Os superpoderes sempre tentaram controlar o mundo, mas as inovações tecnológicas oferecem agora ferramentas mais evoluídas. Vem daí o perigo?
No livro, os conceitos de geopolítica e tecnologia são praticamente sinónimos, no sentido em que a criação de mundos virtuais, proporcionada pela tecnologia, é uma forma radical e profunda de poder geopolítico. Mesmo a tecnologia militar é um mundo virtual, de computadores, de satélites, de comunicações, de Inteligência Artificial, como temos visto quer na Ucrânia quer em Israel. Contrasto a velha geopolítica, ligada ao controlo de território físico, com uma nova geopolítica, que tem que ver com a criação de território virtual.
Quando Donald Trump fala em anexar a Gronelândia e o Canadá, está a cobiçar minerais para o fabrico de microchips, essenciais para ganhar a corrida à IA. É a nova grande arma em disputa por EUA e China?
Essa é uma explicação, sim. Outra é que Donald Trump tem uma espécie de fantasias que quase nunca leva à execução. Os últimos meses reforçam a minha tese de que é na capacidade de invenção que se vai decidir o poder mundial e não tanto na ideia já um pouco antiquada de controlo de determinadas geografias ou materiais. Nem sabemos bem quais virão a ser os materiais mais críticos, porque a inovação avança vertiginosamente. Relevante é, por exemplo, a guerra comercial e tecnológica com a China, nomeadamente o acesso da China a semicondutores americanos e o dos EUA a terras raras chinesas e ao respetivo sistema sofisticado de refinação e de produção.
Qual a importância dos chips?
No livro, comparo-os, simbolicamente, às velhas praças militares ou pontos estratégicos do velho Império português, como Malaca, Ormuz, Goa. Isto porque são uma espécie de ponto de transição, neste caso entre o mundo físico e o mundo virtual.

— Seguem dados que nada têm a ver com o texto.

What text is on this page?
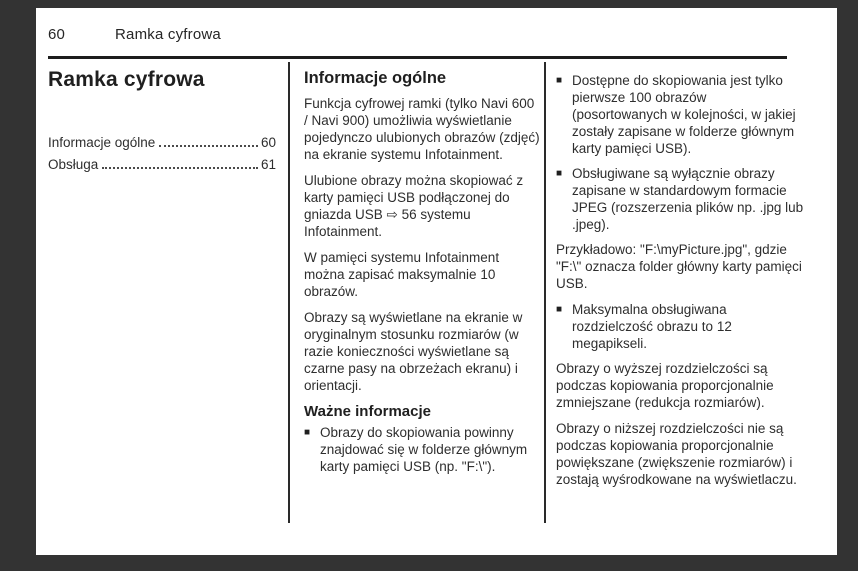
60	Ramka cyfrowa
Ramka cyfrowa
Informacje ogólne	60
Obsługa	61
Informacje ogólne

Funkcja cyfrowej ramki (tylko Navi 600 / Navi 900) umożliwia wyświetlanie pojedynczo ulubionych obrazów (zdjęć) na ekranie systemu Infotainment.

Ulubione obrazy można skopiować z karty pamięci USB podłączonej do gniazda USB ⇨ 56 systemu Infotainment.

W pamięci systemu Infotainment można zapisać maksymalnie 10 obrazów.

Obrazy są wyświetlane na ekranie w oryginalnym stosunku rozmiarów (w razie konieczności wyświetlane są czarne pasy na obrzeżach ekranu) i orientacji.

Ważne informacje
■ Obrazy do skopiowania powinny znajdować się w folderze głównym karty pamięci USB (np. "F:\").
■ Dostępne do skopiowania jest tylko pierwsze 100 obrazów (posortowanych w kolejności, w jakiej zostały zapisane w folderze głównym karty pamięci USB).
■ Obsługiwane są wyłącznie obrazy zapisane w standardowym formacie JPEG (rozszerzenia plików np. .jpg lub .jpeg).

Przykładowo: "F:\myPicture.jpg", gdzie "F:\" oznacza folder główny karty pamięci USB.

■ Maksymalna obsługiwana rozdzielczość obrazu to 12 megapikseli.

Obrazy o wyższej rozdzielczości są podczas kopiowania proporcjonalnie zmniejszane (redukcja rozmiarów).

Obrazy o niższej rozdzielczości nie są podczas kopiowania proporcjonalnie powiększane (zwiększenie rozmiarów) i zostają wyśrodkowane na wyświetlaczu.
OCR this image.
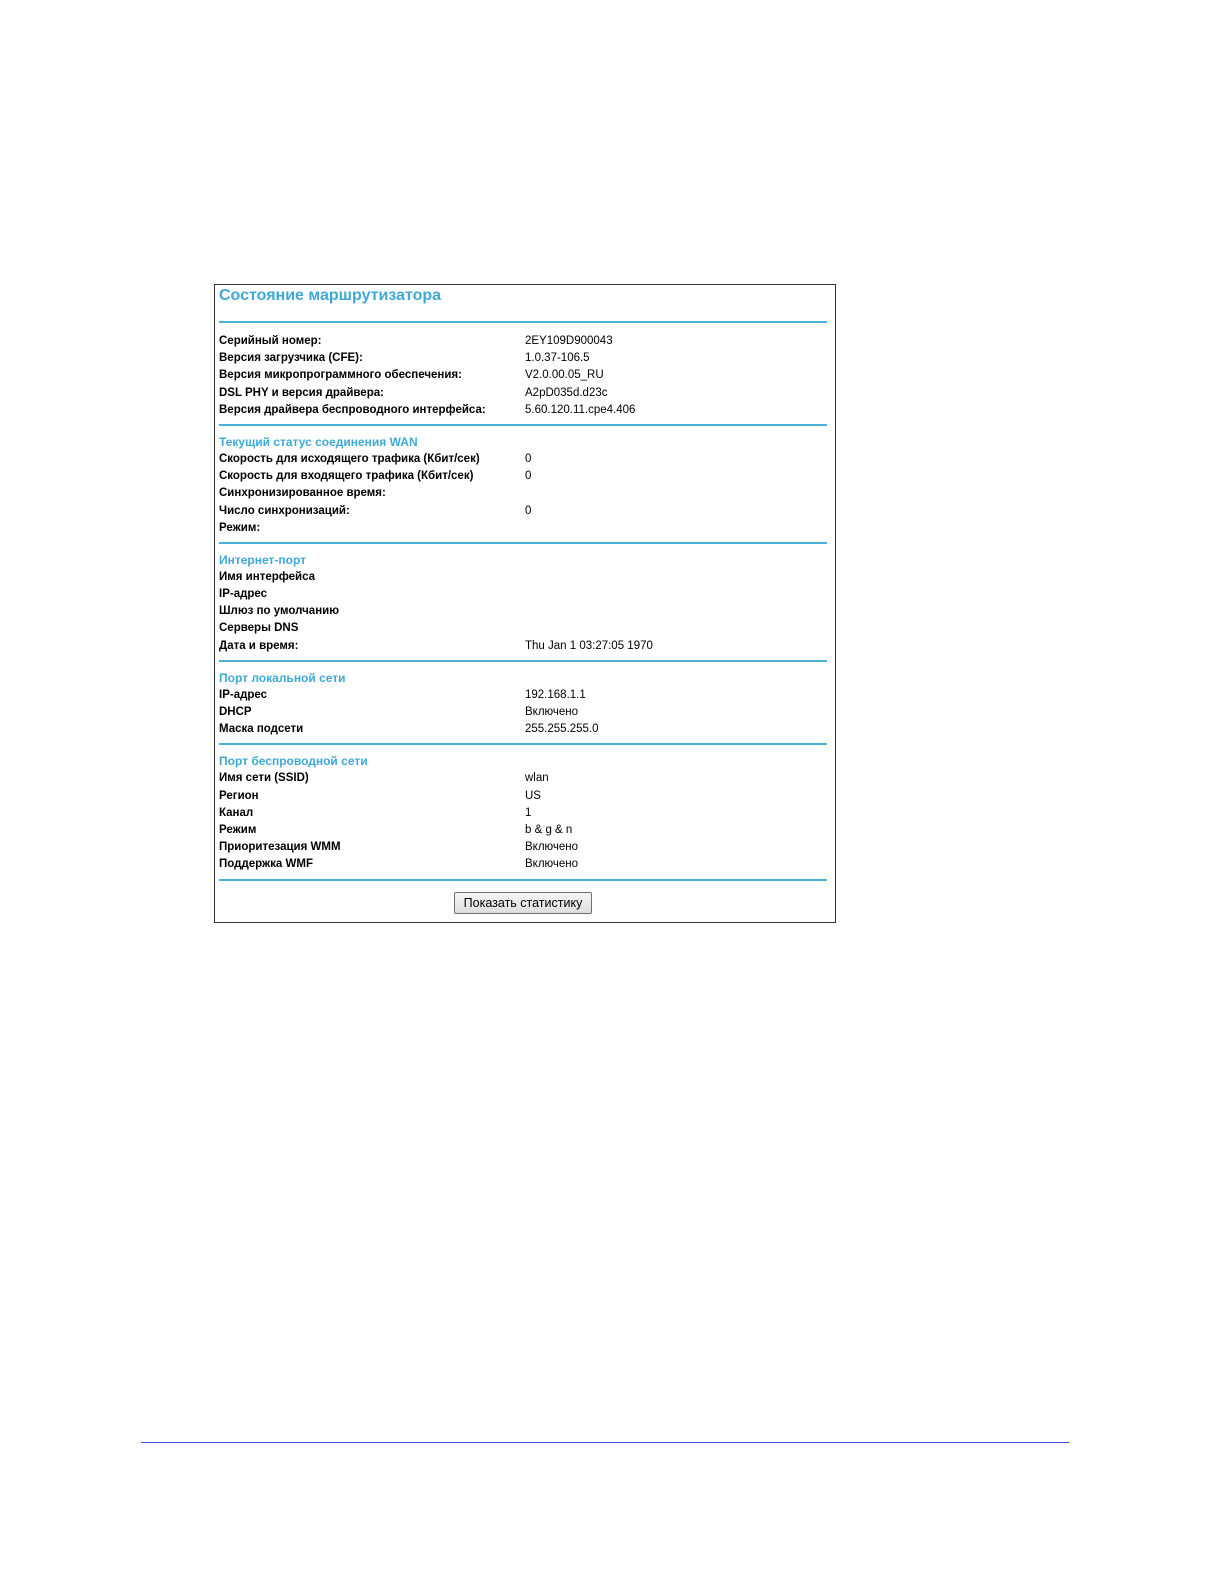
Состояние маршрутизатора
Серийный номер:	2EY109D900043
Версия загрузчика (CFE):	1.0.37-106.5
Версия микропрограммного обеспечения:	V2.0.00.05_RU
DSL PHY и версия драйвера:	A2pD035d.d23c
Версия драйвера беспроводного интерфейса:	5.60.120.11.cpe4.406
Текущий статус соединения WAN
Скорость для исходящего трафика (Кбит/сек)	0
Скорость для входящего трафика (Кбит/сек)	0
Синхронизированное время:
Число синхронизаций:	0
Режим:
Интернет-порт
Имя интерфейса
IP-адрес
Шлюз по умолчанию
Серверы DNS
Дата и время:	Thu Jan 1 03:27:05 1970
Порт локальной сети
IP-адрес	192.168.1.1
DHCP	Включено
Маска подсети	255.255.255.0
Порт беспроводной сети
Имя сети (SSID)	wlan
Регион	US
Канал	1
Режим	b & g & n
Приоритезация WMM	Включено
Поддержка WMF	Включено
Показать статистику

Quem controlar os chips, controla o acesso a estes mundos virtuais. São como pequenos grãos de areia capazes de pensar à velocidade da luz, é esse o milagre dos chips modernos.
O sistema de IA generativa DeepSeek, dado a conhecer pela China no início deste ano, é um sinal da forte concorrência que os EUA vão enfrentar?
O que me impressionou no DeepSeek, antes de tudo, foi constatar que não havia ninguém na equipa de pesquisa que tivesse estudado fora da China. Significa que estas capacidades já se tornaram muito indígenas. Temos de estar preparados para que os chatbots ao estilo de assistentes de pesquisa se alastrem, talvez já este ano, a serviços financeiros, de educação, de produção de vídeo, de publicidade, mas também à indústria, ou seja, os robôs vão estar equipados com estes modelos de IA que já estamos a usar e que vão estar presentes em todo o lado. Em breve, vão começar a moldar as mentes dos nossos estudantes e das nossas crianças e até a nossa política pública, porque os ministérios vão passar a usá-los. Daí que interesse muito saber quem é que desenhou os modelos e com base em que valores.
A sociedade parece não valorizar consequências, mas por trás da IA existirá um programador e, no topo, alguém a controlar.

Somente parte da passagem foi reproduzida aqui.